It didn’t work in Italy, and it is creating major waves of protest in Australia at present – the prospect of governments forcing Internet Service Providers to impose blocks censoring online gambling websites.
Sweden is the latest country to consider the censorship option, reports The Stockholm News this weekend. The newspaper reveals that a government report suggesting the blocks is at present undergoing a public consultative process…and picking up plenty of flak as it does so.
With Wednesday April 1st as the deadline, the criticism is likely to escalate, the newspaper reports. By then, regional authorities, local governments, relevant organisations and private interests will have all expressed views on how Internet gambling should be regulated going forward in a country already notorious for its state-sponsored gambling monopolistic system.
The main objections to the proposal are that it constitutes blatant censorship and is offensive to the democratic principle of freedom of speech.

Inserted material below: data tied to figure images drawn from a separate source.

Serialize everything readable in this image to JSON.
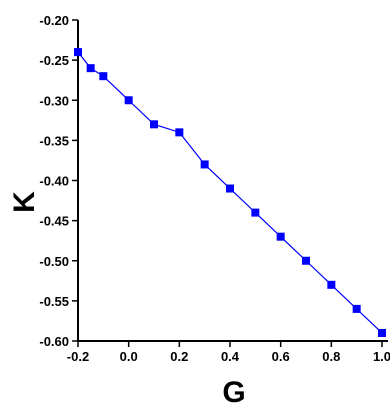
{
  "chart_data": {
    "type": "line",
    "title": "",
    "xlabel": "G",
    "ylabel": "K",
    "xlim": [
      -0.2,
      1.0
    ],
    "ylim": [
      -0.6,
      -0.2
    ],
    "x_ticks": [
      -0.2,
      0.0,
      0.2,
      0.4,
      0.6,
      0.8,
      1.0
    ],
    "x_tick_labels": [
      "-0.2",
      "0.0",
      "0.2",
      "0.4",
      "0.6",
      "0.8",
      "1.0"
    ],
    "y_ticks": [
      -0.2,
      -0.25,
      -0.3,
      -0.35,
      -0.4,
      -0.45,
      -0.5,
      -0.55,
      -0.6
    ],
    "y_tick_labels": [
      "-0.20",
      "-0.25",
      "-0.30",
      "-0.35",
      "-0.40",
      "-0.45",
      "-0.50",
      "-0.55",
      "-0.60"
    ],
    "grid": false,
    "series": [
      {
        "color": "#0000ff",
        "marker": "square",
        "x": [
          -0.2,
          -0.15,
          -0.1,
          0.0,
          0.1,
          0.2,
          0.3,
          0.4,
          0.5,
          0.6,
          0.7,
          0.8,
          0.9,
          1.0
        ],
        "y": [
          -0.24,
          -0.26,
          -0.27,
          -0.3,
          -0.33,
          -0.34,
          -0.38,
          -0.41,
          -0.44,
          -0.47,
          -0.5,
          -0.53,
          -0.56,
          -0.59
        ]
      }
    ]
  }
}
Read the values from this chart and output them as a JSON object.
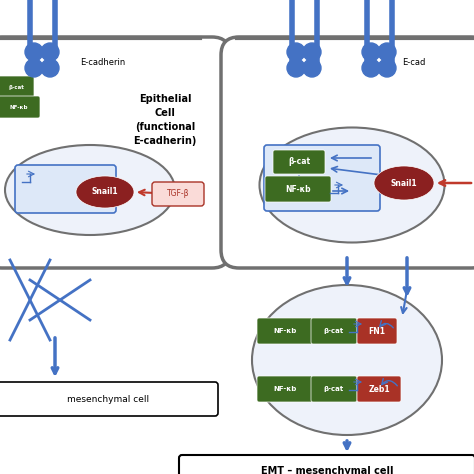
{
  "bg_color": "#ffffff",
  "cell_border_color": "#707070",
  "blue_color": "#4472C4",
  "dark_green": "#3D6B21",
  "dark_green2": "#4A7C2F",
  "red_oval_color": "#8B2020",
  "red_box_color": "#A93226",
  "arrow_red_color": "#C0392B",
  "title_left": "Epithelial\nCell\n(functional\nE-cadherin)",
  "label_ecadherin": "E-cadherin",
  "label_tgfb": "TGF-β",
  "label_snail1": "Snail1",
  "label_bcat": "β-cat",
  "label_nfkb": "NF-κb",
  "label_fn1": "FN1",
  "label_zeb1": "Zeb1",
  "label_emt": "EMT – mesenchymal cell",
  "label_meso_left": "mesenchymal cell",
  "label_cat": "β-cat",
  "label_xb": "NF-κb"
}
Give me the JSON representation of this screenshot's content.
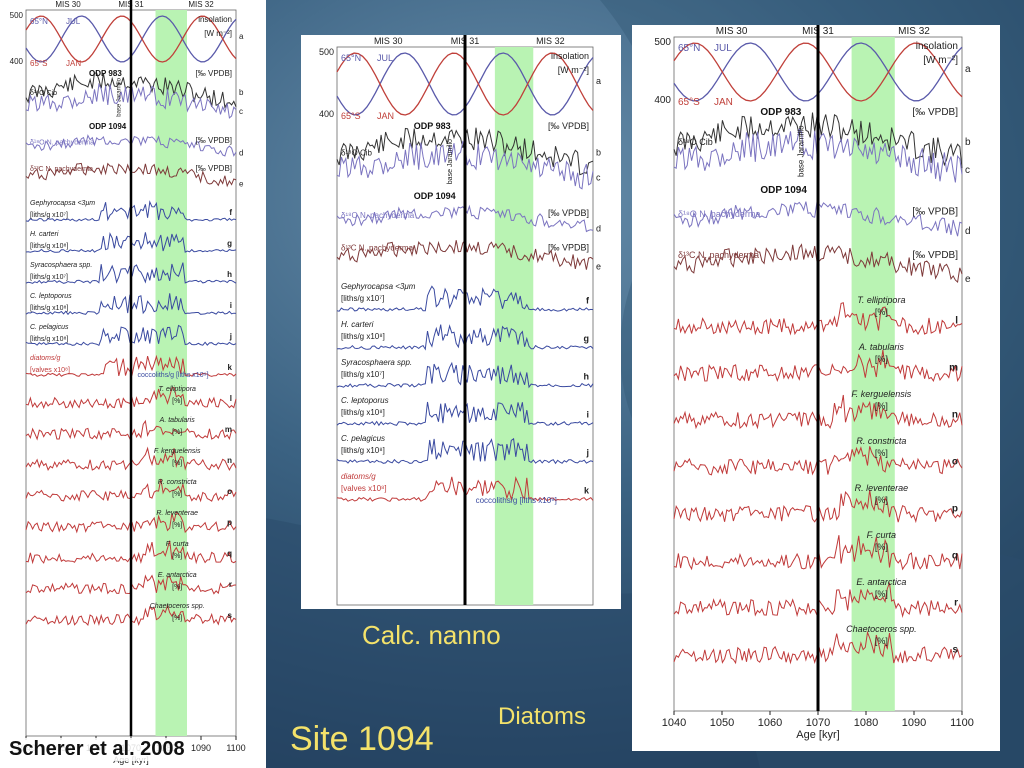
{
  "captions": {
    "calc_nanno": "Calc. nanno",
    "diatoms": "Diatoms",
    "site": "Site 1094",
    "citation": "Scherer et al. 2008"
  },
  "colors": {
    "background": "#3f6688",
    "caption": "#f4e26a",
    "nh_insolation": "#5a5aaa",
    "sh_insolation": "#c0403a",
    "green_band": "#b9f3b3",
    "odp983": "#333333",
    "purple": "#7b74c0",
    "brown": "#7e3a3a",
    "blue": "#3a4aa0",
    "red": "#c03a3a"
  },
  "figure": {
    "mis_labels": [
      "MIS 30",
      "MIS 31",
      "MIS 32"
    ],
    "insolation": {
      "nh_label": "65°N",
      "nh_month": "JUL",
      "sh_label": "65°S",
      "sh_month": "JAN",
      "title": "insolation",
      "unit": "[W m⁻²]",
      "ticks": [
        "500",
        "400"
      ]
    },
    "odp983_label": "ODP 983",
    "odp1094_label": "ODP 1094",
    "d18o_cib": "δ¹⁸O Cib",
    "d18o_pach": "δ¹⁸O N. pachyderma",
    "d13c_pach": "δ¹³C N. pachyderma",
    "vpdb": "[‰ VPDB]",
    "base_jaramillo": "base Jaramillo",
    "coccoliths": "coccoliths/g [liths x10⁹]",
    "nanno_rows": [
      {
        "label": "Gephyrocapsa <3μm",
        "unit": "[liths/g x10⁷]",
        "letter": "f"
      },
      {
        "label": "H. carteri",
        "unit": "[liths/g x10⁸]",
        "letter": "g"
      },
      {
        "label": "Syracosphaera spp.",
        "unit": "[liths/g x10⁷]",
        "letter": "h"
      },
      {
        "label": "C. leptoporus",
        "unit": "[liths/g x10⁸]",
        "letter": "i"
      },
      {
        "label": "C. pelagicus",
        "unit": "[liths/g x10⁸]",
        "letter": "j"
      },
      {
        "label": "diatoms/g",
        "unit": "[valves x10⁸]",
        "letter": "k"
      }
    ],
    "diatom_rows": [
      {
        "label": "T. elliptipora",
        "unit": "[%]",
        "letter": "l"
      },
      {
        "label": "A. tabularis",
        "unit": "[%]",
        "letter": "m"
      },
      {
        "label": "F. kerguelensis",
        "unit": "[%]",
        "letter": "n"
      },
      {
        "label": "R. constricta",
        "unit": "[%]",
        "letter": "o"
      },
      {
        "label": "R. leventerae",
        "unit": "[%]",
        "letter": "p"
      },
      {
        "label": "F. curta",
        "unit": "[%]",
        "letter": "q"
      },
      {
        "label": "E. antarctica",
        "unit": "[%]",
        "letter": "r"
      },
      {
        "label": "Chaetoceros spp.",
        "unit": "[%]",
        "letter": "s"
      }
    ],
    "top_letters": [
      "a",
      "b",
      "c",
      "d",
      "e"
    ],
    "age_axis": {
      "label": "Age [kyr]",
      "ticks": [
        "1040",
        "1050",
        "1060",
        "1070",
        "1080",
        "1090",
        "1100"
      ],
      "range": [
        1040,
        1100
      ],
      "mis31_boundary": 1070,
      "green_band": [
        1077,
        1086
      ]
    }
  }
}
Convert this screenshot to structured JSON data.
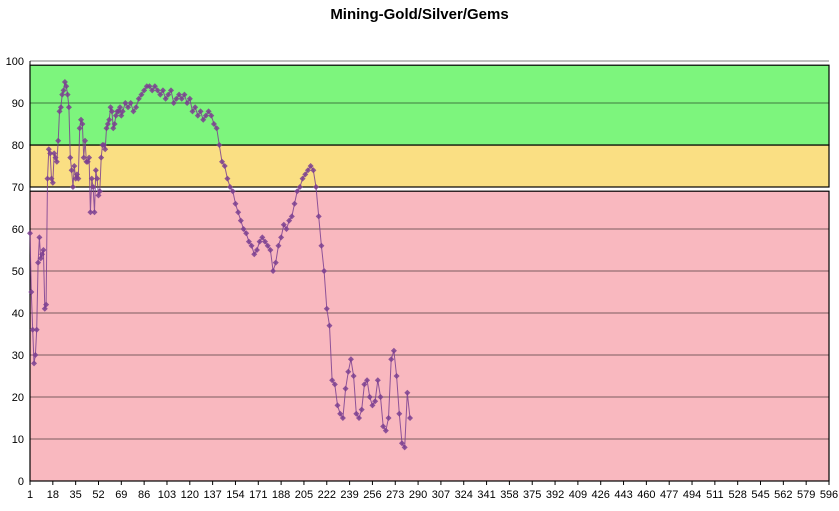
{
  "chart_data": {
    "type": "line",
    "title": "Mining-Gold/Silver/Gems",
    "xlabel": "",
    "ylabel": "",
    "xlim": [
      1,
      596
    ],
    "ylim": [
      0,
      100
    ],
    "y_ticks": [
      0,
      10,
      20,
      30,
      40,
      50,
      60,
      70,
      80,
      90,
      100
    ],
    "x_tick_labels": [
      "1",
      "18",
      "35",
      "52",
      "69",
      "86",
      "103",
      "120",
      "137",
      "154",
      "171",
      "188",
      "205",
      "222",
      "239",
      "256",
      "273",
      "290",
      "307",
      "324",
      "341",
      "358",
      "375",
      "392",
      "409",
      "426",
      "443",
      "460",
      "477",
      "494",
      "511",
      "528",
      "545",
      "562",
      "579",
      "596"
    ],
    "grid": "horizontal",
    "bands": [
      {
        "from": 0,
        "to": 69,
        "color": "#F9B8BF"
      },
      {
        "from": 70,
        "to": 80,
        "color": "#FADF83"
      },
      {
        "from": 80,
        "to": 99,
        "color": "#7DF57D"
      }
    ],
    "marker_color": "#7B3F91",
    "series": [
      {
        "x": [
          1,
          2,
          3,
          4,
          5,
          6,
          7,
          8,
          9,
          10,
          11,
          12,
          13,
          14,
          15,
          16,
          17,
          18,
          19,
          20,
          21,
          22,
          23,
          24,
          25,
          26,
          27,
          28,
          29,
          30,
          31,
          32,
          33,
          34,
          35,
          36,
          37,
          38,
          39,
          40,
          41,
          42,
          43,
          44,
          45,
          46,
          47,
          48,
          49,
          50,
          51,
          52,
          53,
          54,
          55,
          56,
          57,
          58,
          59,
          60,
          61,
          62,
          63,
          64,
          65,
          66,
          67,
          68,
          69,
          70,
          72,
          74,
          76,
          78,
          80,
          82,
          84,
          86,
          88,
          90,
          92,
          94,
          96,
          98,
          100,
          102,
          104,
          106,
          108,
          110,
          112,
          114,
          116,
          118,
          120,
          122,
          124,
          126,
          128,
          130,
          132,
          134,
          136,
          138,
          140,
          142,
          144,
          146,
          148,
          150,
          152,
          154,
          156,
          158,
          160,
          162,
          164,
          166,
          168,
          170,
          172,
          174,
          176,
          178,
          180,
          182,
          184,
          186,
          188,
          190,
          192,
          194,
          196,
          198,
          200,
          202,
          204,
          206,
          208,
          210,
          212,
          214,
          216,
          218,
          220,
          222,
          224,
          226,
          228,
          230,
          232,
          234,
          236,
          238,
          240,
          242,
          244,
          246,
          248,
          250,
          252,
          254,
          256,
          258,
          260,
          262,
          264,
          266,
          268,
          270,
          272,
          274,
          276,
          278,
          280,
          282,
          284
        ],
        "values": [
          59,
          45,
          36,
          28,
          30,
          36,
          52,
          58,
          53,
          54,
          55,
          41,
          42,
          72,
          79,
          78,
          72,
          71,
          78,
          77,
          76,
          81,
          88,
          89,
          92,
          93,
          95,
          94,
          92,
          89,
          77,
          74,
          70,
          75,
          72,
          73,
          72,
          84,
          86,
          85,
          77,
          81,
          76,
          76,
          77,
          64,
          72,
          70,
          64,
          74,
          72,
          68,
          69,
          77,
          80,
          80,
          79,
          84,
          85,
          86,
          89,
          88,
          84,
          85,
          87,
          88,
          88,
          89,
          87,
          88,
          90,
          89,
          90,
          88,
          89,
          91,
          92,
          93,
          94,
          94,
          93,
          94,
          93,
          92,
          93,
          91,
          92,
          93,
          90,
          91,
          92,
          91,
          92,
          90,
          91,
          88,
          89,
          87,
          88,
          86,
          87,
          88,
          87,
          85,
          84,
          80,
          76,
          75,
          72,
          70,
          69,
          66,
          64,
          62,
          60,
          59,
          57,
          56,
          54,
          55,
          57,
          58,
          57,
          56,
          55,
          50,
          52,
          56,
          58,
          61,
          60,
          62,
          63,
          66,
          69,
          70,
          72,
          73,
          74,
          75,
          74,
          70,
          63,
          56,
          50,
          41,
          37,
          24,
          23,
          18,
          16,
          15,
          22,
          26,
          29,
          25,
          16,
          15,
          17,
          23,
          24,
          20,
          18,
          19,
          24,
          20,
          13,
          12,
          15,
          29,
          31,
          25,
          16,
          9,
          8,
          21,
          15
        ],
        "note": ""
      }
    ]
  }
}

The proposal is one of many in the government report on the future of Swedish gambling, and suggests that a Swedish government agency should have sole responsibility to decide what is and is not acceptable in terms of Internet content, and issue orders for ISPs to block specific websites.
It is not at this stage known if this alternative is to be operated under the cloak of secrecy as has been the recent case in Australia and its Australian Media and Communications Authority trials .
Major ISPs such as Bahnhof have already condemned the proposal as rank censorship, and Jon Karlung of the Svensha Dagbladet newspaper has editorially posed the question: “Is it really a good idea for the Swedish state to decide to what Internet destinations its citizens may have access?”
In practice, several Swedish ISPs voluntarily block internet sites that depict child pornography, but there is no state filtering, and Karlung believes this is an important issue. Forcing ISPs to block Internet content would be the first state censorship in history, he points out.
Government agencies are also critical of the proposal. The Swedish Post and Telecommunications Agency, the High Courts and the Agency for Administrative development have issues concerning the blocking of Internet access. Attention is drawn in recent responses to the fact that it is not presently illegal to visit the Internet sites of foreign gambling companies, therefore why should legal accessibility be prevented by the government?
The High Courts in the counties of Skåne and Blekinge have characterised the proposal as “disproportional” and point to the risk that one kind of state filtering of Internet access can lead to an unwelcome expansion of state censorship authority to other industries or interests on the Web.
“What really must be taken into account is that there are no similar regulations in any other area of Swedish law”, the courts write in their response to the government report.
In similar vein, the Agency for Administrative Development opined that the proposal will mean “a ban for Swedish citizens to use parts of the Internet” and recommended wider and deeper discussion on the possible consequences of the proposal.
The Ministry of Finance, which commissioned the report, has declined to make any comments until the consultative phase has been completed, but Finance Minister Anders Borg is on prior record as saying that blocking Internet access may be going “…a little bit too far” and to have questioned the proportionality of the concept.
On the other side of the discussion, Social Democratic spokesperson Lars Wegendal has said that his party supports the idea of a state filter on foreign online gambling sites.